Dubois kemudian jadi dosen di kampusnya dan menikah dengan Anna Geertruida Lojenga. Rasa penasarannya untuk mencari mata rantai yang hilang evolusi manusia kian kuat lewat diskusi dengan beberapa koleganya sesama “Darwinis” seperti Hugo De Vries, Charles Lyell, dan Ernst Haeckel.
Namun, bagaimana caranya bisa sampai ke Hindia Belanda? Salah satu cara tercepat dan termudah mencapai koloni Belanda itu adalah dengan masuk tentara. Di sisi lain, Dubois butuh uang untuk menghidupi anak-istrinya.
Dubois lantas mendaftarkan diri ke Koninklijk Nederlandsch-Indisch Leger (KNIL) alias Tentara Kerajaan Hindia Belanda. Dengan begitu Dubois bisa mendapat gaji untuk menafkahi keluarga selagi menjalani riset yang tentu juga butuh duit.
“Mulanya Dubois mengajukan subsidi untuk risetnya tapi hasilnya nihil. Apalagi Belanda sedang diguncang depresi ekonomi parah pada 1885, di mana akhirnya pembiayaan proyek sains bukan jadi prioritas pemerintah. Dengan bergabung dengan Tentara Kerajaan-lah jalannya terbuka lebar, mengikuti jejak para pakar lain seperti Pieter Bleeker dan Cornelis Swaving,” ungkap L. T. Theunissen dalam Eugène Dubois and the Ape-Man from Java: The History of the First ‘Missing Link’ and Its Discoverer.
Eksplorasi Sumatra dan Jawa
Mendaftar ke KNIL, Dubois masuk unit Geneeskundige (medis) sebagai Opsir Medis Kelas II, sesuai bidang akademiknya. Ia lalu dikirim ke Sumatra pada 1887, membawa istri dan ketiga anaknya.
Dalam pelayaran selama 44 hari itu, Dubois seringkali mengajari istrinya, Anna, berbicara bahasa Melayu untuk mengusir bosan. Mereka akhirnya tiba di Padang pada 11 Desember 1887.
Bulan-bulan pertama di Padang Dubois disibukkan tugas sebagai opsir medis di rumahsakit. Baru pada Mei 1888 rutinitasnya tak sesibuk di Padang ketika Dubois dipindahtugaskan untuk memimpin sebuah bangsal rumahsakit untuk KNIL di Payakumbuh. Dia bisa memulai lagi aktivitas risetnya, mengeksplorasi gua-gua dan dasar-dasar sungai di Payakumbuh. Tapi, yang dia dapatkan hanya fosil hewan purba.

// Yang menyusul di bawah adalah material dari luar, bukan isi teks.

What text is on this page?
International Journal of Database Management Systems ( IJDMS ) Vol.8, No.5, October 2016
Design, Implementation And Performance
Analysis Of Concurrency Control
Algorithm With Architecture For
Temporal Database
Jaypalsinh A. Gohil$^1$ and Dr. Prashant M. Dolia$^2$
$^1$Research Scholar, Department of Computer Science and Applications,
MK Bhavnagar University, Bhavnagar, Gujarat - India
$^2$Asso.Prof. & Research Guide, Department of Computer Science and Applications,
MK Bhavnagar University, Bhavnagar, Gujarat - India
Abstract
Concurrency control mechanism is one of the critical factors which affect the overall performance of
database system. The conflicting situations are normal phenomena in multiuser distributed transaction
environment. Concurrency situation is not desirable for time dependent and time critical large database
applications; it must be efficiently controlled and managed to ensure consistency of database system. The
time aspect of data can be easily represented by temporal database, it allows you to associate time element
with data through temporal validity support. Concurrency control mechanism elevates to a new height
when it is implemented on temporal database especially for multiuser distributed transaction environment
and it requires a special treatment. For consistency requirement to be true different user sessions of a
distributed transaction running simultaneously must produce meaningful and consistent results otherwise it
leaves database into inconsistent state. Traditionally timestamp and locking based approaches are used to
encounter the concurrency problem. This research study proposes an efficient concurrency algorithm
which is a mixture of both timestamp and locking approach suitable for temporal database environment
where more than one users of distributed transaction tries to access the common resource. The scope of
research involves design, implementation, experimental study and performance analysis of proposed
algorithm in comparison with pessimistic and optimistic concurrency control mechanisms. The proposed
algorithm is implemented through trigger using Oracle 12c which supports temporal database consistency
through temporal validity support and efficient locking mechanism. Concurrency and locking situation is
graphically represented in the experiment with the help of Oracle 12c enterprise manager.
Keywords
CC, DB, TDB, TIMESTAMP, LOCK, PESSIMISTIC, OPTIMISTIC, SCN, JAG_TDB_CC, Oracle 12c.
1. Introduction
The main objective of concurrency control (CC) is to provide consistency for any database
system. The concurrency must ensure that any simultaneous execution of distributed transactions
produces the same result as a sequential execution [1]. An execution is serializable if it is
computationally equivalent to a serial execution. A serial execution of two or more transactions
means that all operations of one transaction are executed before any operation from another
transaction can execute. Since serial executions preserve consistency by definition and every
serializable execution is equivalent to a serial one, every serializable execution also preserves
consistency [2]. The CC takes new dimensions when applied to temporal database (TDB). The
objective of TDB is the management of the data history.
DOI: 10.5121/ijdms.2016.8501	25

“Ia hanya mendapat kekecewaan lantaran deposit tanah di Sumatra tergolong masih terlalu muda untuk bisa menemukan bukti-bukti manusia purba. Tapi kemudian Dubois mendengar kabar bahwa di Jawa telah ditemukan fosil manusia purba, utamanya di timur Pulau Jawa,” tulis H. James Birx dalam Encyclopedia of Anthropology, Volume 1.
Fosil yang dimaksud adalah sisa-sisa tengkorak manusia purba yang lantas dinamakan homo wajakensis (Manusia Wajak) lantaran ditemukan di Wajak, Tulungagung. Fosil itu ditemukan secara tak sengaja oleh insinyur pertambangan B. D. van Rietschoten.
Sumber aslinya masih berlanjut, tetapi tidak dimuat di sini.